Organic transistors inevitably suffer from poor stability and electrical properties, resulting in the slow response and recovery of the sensor device.10,21,22 We attempted to address this issue by developing an OTFT-based humidity sensor, in which a humidity-capturing material was inserted into the polymeric semiconductor (Fig. 1). Metal–organic frameworks (MOFs) are rapidly emerging as an organic/inorganic hybrid porous material that can easily self-assemble through an organic linker and a metal ion cluster.23–25 In addition to providing an excellent porosity compared to other porous materials, such as zeolites and carbon materials, the large surface area, tunable pore size, and functional diversity of MOFs lends these materials utility in gas storage, gas separation, catalysis, and sensing applications.26–29
In this study, we developed a OTFT-based sensor by fabricating a hybrid film blend comprising a conjugated polymer and MOFs. Among the various types of MOFs tested, the water-adsorbing HKUST-1 (Cu3(BTC)2, BTC = 1,3,5-benzenetricarboxylate) was selected as a suitable material for humidity sensing due to its excellent water adsorption and promising utility in molecular sensing.30,31 As shown in Fig. 1a, a HKUST-1/poly(3-hexylthiophene-2,5-diyl) (P3HT) hybrid film coating was applied, used as a semiconducting layer, and then exposed to a humid environment to monitor its sensing characteristics. A schematic diagram of the crystal structure of HKUST-1 is presented in Fig. 1b. The I–V characteristic behavior indicated that the gas capture properties of HKUST-1 readily delivered gas molecules to the channel region, thereby enhancing the sensing properties of the device. The quantity of HKUST-1 incorporated into the P3HT solution was varied and the location of HKUST-1 was controlled by tuning the surface energy of the substrate to induce effective current variation in the device. The hybrid humidity sensor fabricated using the HKUST-1/P3HT hybrid film displayed fast response and recovery times and a reliable stable performance toward detecting changes in the humidity levels. The present study successfully deployed MOFs in organic electronics, effectively controlling the distribution of MOFs in the active layer and altering the electrical properties. This strategy could potentially be useful in OTFT gas sensors beyond humidity sensors by using a variety of MOFs.

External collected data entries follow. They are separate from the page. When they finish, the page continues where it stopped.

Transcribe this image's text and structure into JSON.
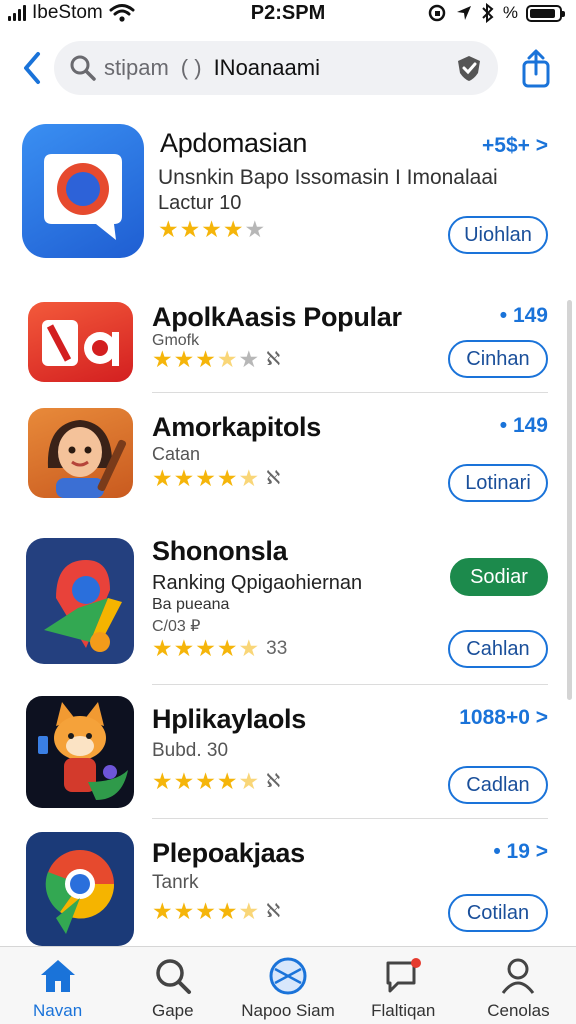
{
  "status_bar": {
    "carrier": "IbeStom",
    "time": "P2:SPM",
    "battery_level": 0.9,
    "battery_percent": "%"
  },
  "search": {
    "placeholder": "stipam",
    "parens": "( )",
    "value": "INoanaami"
  },
  "apps": [
    {
      "name": "Apdomasian",
      "subtitle": "Unsnkin Bapo Issomasin I Imonalaai",
      "subtitle2": "Lactur   10",
      "price": "+5$+ >",
      "rating": 4,
      "rating_count": "",
      "button": "Uiohlan",
      "button_primary": false
    },
    {
      "name": "ApolkAasis Popular",
      "subtitle": "Gmofk",
      "price": "• 149",
      "rating": 3.5,
      "rating_count": "ℵ",
      "button": "Cinhan",
      "button_primary": false
    },
    {
      "name": "Amorkapitols",
      "subtitle": "Catan",
      "price": "• 149",
      "rating": 4.5,
      "rating_count": "ℵ",
      "button": "Lotinari",
      "button_primary": false
    },
    {
      "name": "Shononsla",
      "subtitle": "Ranking Qpigaohiernan",
      "subtitle2": "Ba pueana",
      "subtitle3": "C/03 ₽",
      "price": "",
      "rating": 4.5,
      "rating_count": "33",
      "button": "Sodiar",
      "button_primary": true,
      "button2": "Cahlan"
    },
    {
      "name": "Hplikaylaols",
      "subtitle": "Bubd.   30",
      "price": "1088+0 >",
      "rating": 4.5,
      "rating_count": "ℵ",
      "button": "Cadlan",
      "button_primary": false
    },
    {
      "name": "Plepoakjaas",
      "subtitle": "Tanrk",
      "price": "• 19 >",
      "rating": 4.5,
      "rating_count": "ℵ",
      "button": "Cotilan",
      "button_primary": false
    }
  ],
  "tabs": [
    {
      "label": "Navan",
      "icon": "home-icon",
      "active": true
    },
    {
      "label": "Gape",
      "icon": "search-icon",
      "active": false
    },
    {
      "label": "Napoo Siam",
      "icon": "globe-icon",
      "active": false
    },
    {
      "label": "Flaltiqan",
      "icon": "notification-icon",
      "active": false
    },
    {
      "label": "Cenolas",
      "icon": "person-icon",
      "active": false
    }
  ],
  "colors": {
    "accent": "#1a73d9",
    "primary_button": "#1c8a4c",
    "star": "#f5b50a"
  }
}
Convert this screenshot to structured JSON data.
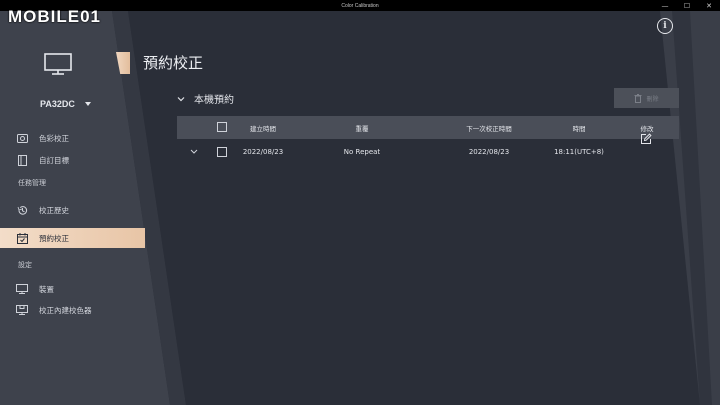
{
  "window": {
    "title": "Color Calibration",
    "controls": [
      "—",
      "☐",
      "✕"
    ]
  },
  "watermark": {
    "text": "MOBILE01"
  },
  "sidebar": {
    "device": {
      "name": "PA32DC",
      "icon": "monitor-icon"
    },
    "groups": [
      {
        "items": [
          {
            "label": "色彩校正",
            "icon": "color-calibration-icon"
          },
          {
            "label": "自訂目標",
            "icon": "custom-target-icon"
          }
        ]
      },
      {
        "heading": "任務管理",
        "items": [
          {
            "label": "校正歷史",
            "icon": "history-icon"
          },
          {
            "label": "預約校正",
            "icon": "calendar-icon",
            "active": true
          }
        ]
      },
      {
        "heading": "設定",
        "items": [
          {
            "label": "裝置",
            "icon": "device-icon"
          },
          {
            "label": "校正內建校色器",
            "icon": "builtin-calibrator-icon"
          }
        ]
      }
    ]
  },
  "main": {
    "page_title": "預約校正",
    "section_title": "本機預約",
    "delete_label": "刪除",
    "table": {
      "columns": [
        "建立時間",
        "重覆",
        "下一次校正時間",
        "時間",
        "修改"
      ],
      "rows": [
        {
          "created": "2022/08/23",
          "repeat": "No Repeat",
          "next": "2022/08/23",
          "time": "18:11(UTC+8)"
        }
      ]
    }
  },
  "colors": {
    "accent": "#e8c5a6",
    "background": "#2b2f39",
    "panel": "#3a3e48",
    "table_header": "#4a4e58"
  }
}
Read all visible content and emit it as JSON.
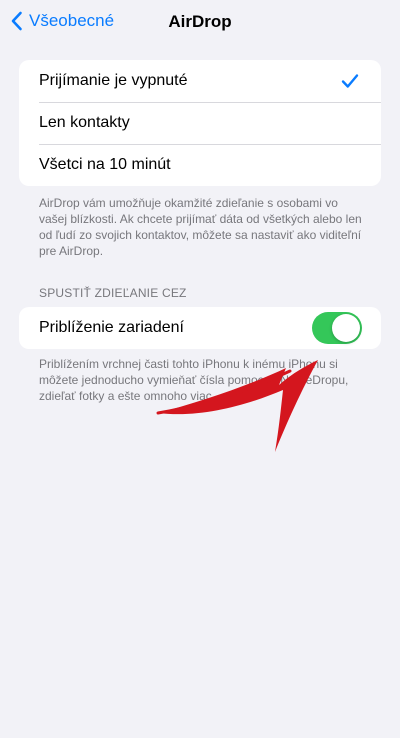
{
  "nav": {
    "back_label": "Všeobecné",
    "title": "AirDrop"
  },
  "receive_options": [
    {
      "label": "Prijímanie je vypnuté",
      "selected": true
    },
    {
      "label": "Len kontakty",
      "selected": false
    },
    {
      "label": "Všetci na 10 minút",
      "selected": false
    }
  ],
  "airdrop_footnote": "AirDrop vám umožňuje okamžité zdieľanie s osobami vo vašej blízkosti. Ak chcete prijímať dáta od všetkých alebo len od ľudí zo svojich kontaktov, môžete sa nastaviť ako viditeľní pre AirDrop.",
  "share_section": {
    "header": "SPUSTIŤ ZDIEĽANIE CEZ",
    "toggle_label": "Priblíženie zariadení",
    "toggle_on": true,
    "footnote": "Priblížením vrchnej časti tohto iPhonu k inému iPhonu si môžete jednoducho vymieňať čísla pomocou NameDropu, zdieľať fotky a ešte omnoho viac."
  },
  "colors": {
    "accent": "#0a7cff",
    "toggle_on": "#34c759",
    "annotation_arrow": "#d4161e",
    "background": "#f2f2f7"
  },
  "icons": {
    "back": "chevron-left-icon",
    "check": "checkmark-icon",
    "annotation": "red-arrow-annotation"
  }
}
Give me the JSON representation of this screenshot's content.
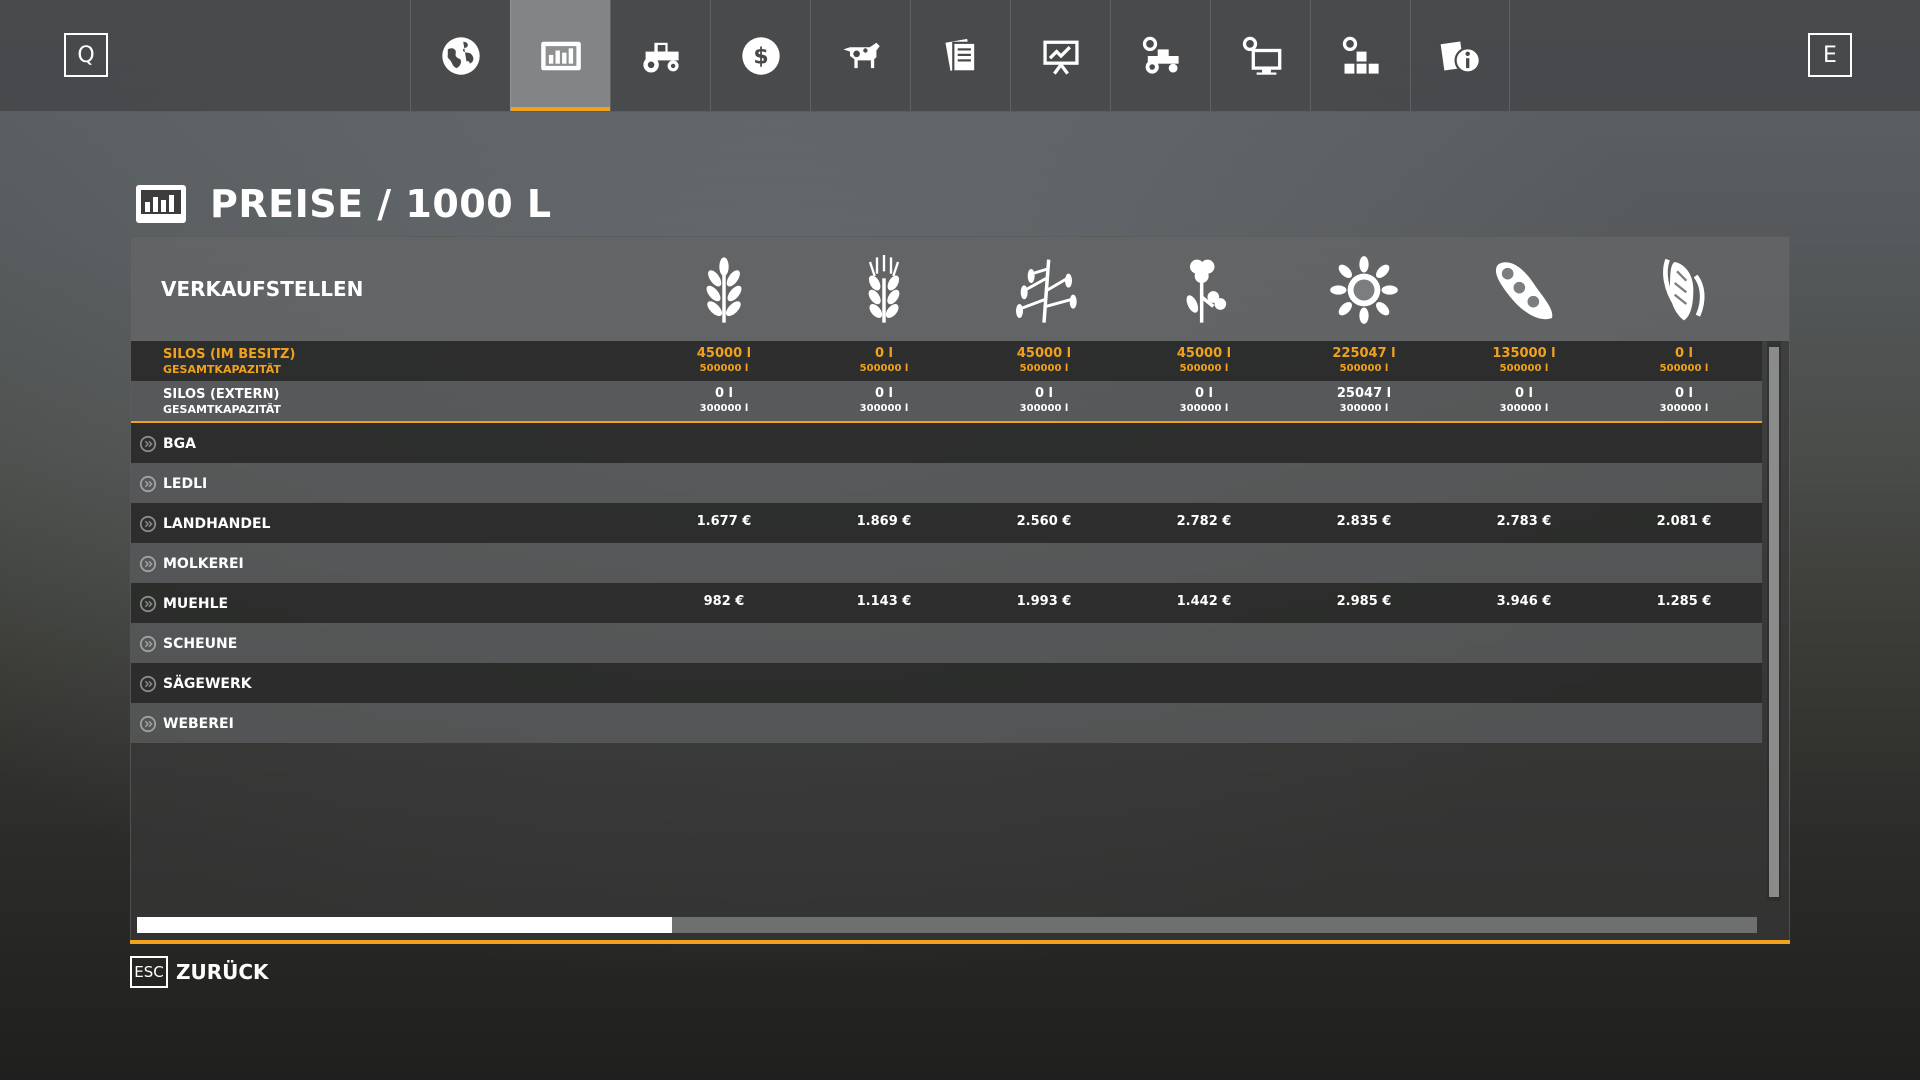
{
  "topbar": {
    "left_key": "Q",
    "right_key": "E",
    "tabs": [
      {
        "icon": "globe-icon"
      },
      {
        "icon": "prices-chart-icon",
        "active": true
      },
      {
        "icon": "tractor-icon"
      },
      {
        "icon": "dollar-icon"
      },
      {
        "icon": "cow-icon"
      },
      {
        "icon": "contracts-icon"
      },
      {
        "icon": "statistics-board-icon"
      },
      {
        "icon": "vehicle-settings-icon"
      },
      {
        "icon": "display-settings-icon"
      },
      {
        "icon": "production-icon"
      },
      {
        "icon": "help-info-icon"
      }
    ]
  },
  "page": {
    "title": "PREISE / 1000 L"
  },
  "table": {
    "header_label": "VERKAUFSTELLEN",
    "fill_types": [
      {
        "icon": "wheat-icon"
      },
      {
        "icon": "barley-icon"
      },
      {
        "icon": "oat-icon"
      },
      {
        "icon": "canola-icon"
      },
      {
        "icon": "sunflower-icon"
      },
      {
        "icon": "soybean-icon"
      },
      {
        "icon": "maize-icon"
      }
    ],
    "silos_own": {
      "label": "SILOS (IM BESITZ)",
      "sublabel": "GESAMTKAPAZITÄT",
      "amounts": [
        "45000 l",
        "0 l",
        "45000 l",
        "45000 l",
        "225047 l",
        "135000 l",
        "0 l"
      ],
      "capacities": [
        "500000 l",
        "500000 l",
        "500000 l",
        "500000 l",
        "500000 l",
        "500000 l",
        "500000 l"
      ]
    },
    "silos_ext": {
      "label": "SILOS (EXTERN)",
      "sublabel": "GESAMTKAPAZITÄT",
      "amounts": [
        "0 l",
        "0 l",
        "0 l",
        "0 l",
        "25047 l",
        "0 l",
        "0 l"
      ],
      "capacities": [
        "300000 l",
        "300000 l",
        "300000 l",
        "300000 l",
        "300000 l",
        "300000 l",
        "300000 l"
      ]
    },
    "stations": [
      {
        "name": "BGA",
        "prices": [
          "",
          "",
          "",
          "",
          "",
          "",
          ""
        ]
      },
      {
        "name": "LEDLI",
        "prices": [
          "",
          "",
          "",
          "",
          "",
          "",
          ""
        ]
      },
      {
        "name": "LANDHANDEL",
        "prices": [
          "1.677 €",
          "1.869 €",
          "2.560 €",
          "2.782 €",
          "2.835 €",
          "2.783 €",
          "2.081 €"
        ]
      },
      {
        "name": "MOLKEREI",
        "prices": [
          "",
          "",
          "",
          "",
          "",
          "",
          ""
        ]
      },
      {
        "name": "MUEHLE",
        "prices": [
          "982 €",
          "1.143 €",
          "1.993 €",
          "1.442 €",
          "2.985 €",
          "3.946 €",
          "1.285 €"
        ]
      },
      {
        "name": "SCHEUNE",
        "prices": [
          "",
          "",
          "",
          "",
          "",
          "",
          ""
        ]
      },
      {
        "name": "SÄGEWERK",
        "prices": [
          "",
          "",
          "",
          "",
          "",
          "",
          ""
        ]
      },
      {
        "name": "WEBEREI",
        "prices": [
          "",
          "",
          "",
          "",
          "",
          "",
          ""
        ]
      }
    ],
    "horizontal_scroll_fraction": 0.33
  },
  "footer": {
    "back_key": "ESC",
    "back_label": "ZURÜCK"
  },
  "colors": {
    "accent": "#f0a21f",
    "text": "#ffffff"
  }
}
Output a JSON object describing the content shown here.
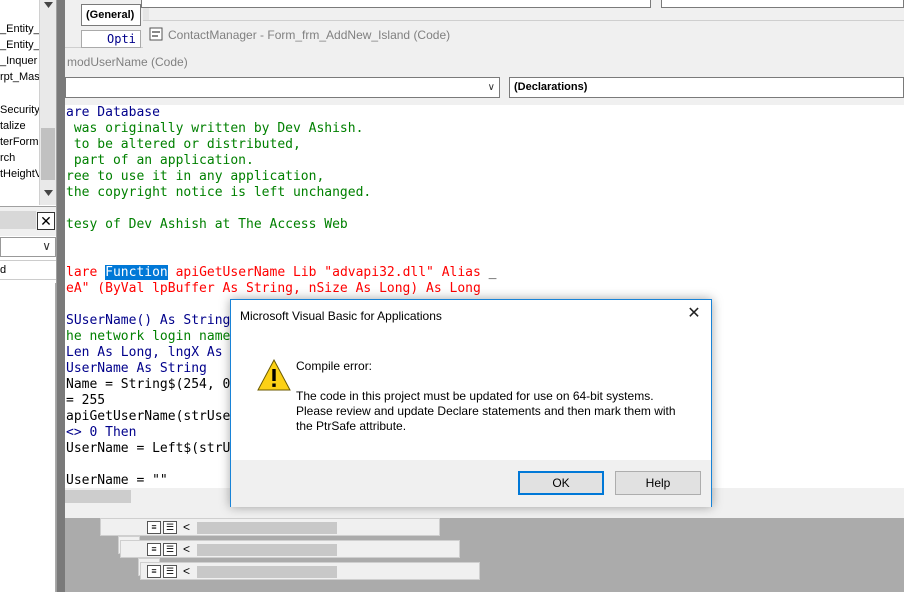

X-ray photoelectron spectroscopy spectra were used to investigate the HKUST-1 distribution in a hybrid film using monochromatic Al Kα X-ray source in a PHI 5000 Versa Probe II. The depth profile was obtained by a sequence of Ar ion gun etch and measurement and the binding energies were calibrated to the C 1s peak at 284.5 eV. A short etching process was performed to eliminate contamination from the sample surface. The etching process was performed in 1 minute intervals, and XPS data were collected at each depth to obtain the depth profiles of the films. Flipped samples were prepared by detaching thin films from the substrates by using epoxy adhesive. Epoxy adhesive was placed on the thin film and cured for 30 min. After keeping under vacuum at room temperature for 12 h, samples were annealed at 60 °C for longer than 12 h under vacuum. Thin film attached with epoxy adhesive was separated from the substrate by soaking into the liquid nitrogen.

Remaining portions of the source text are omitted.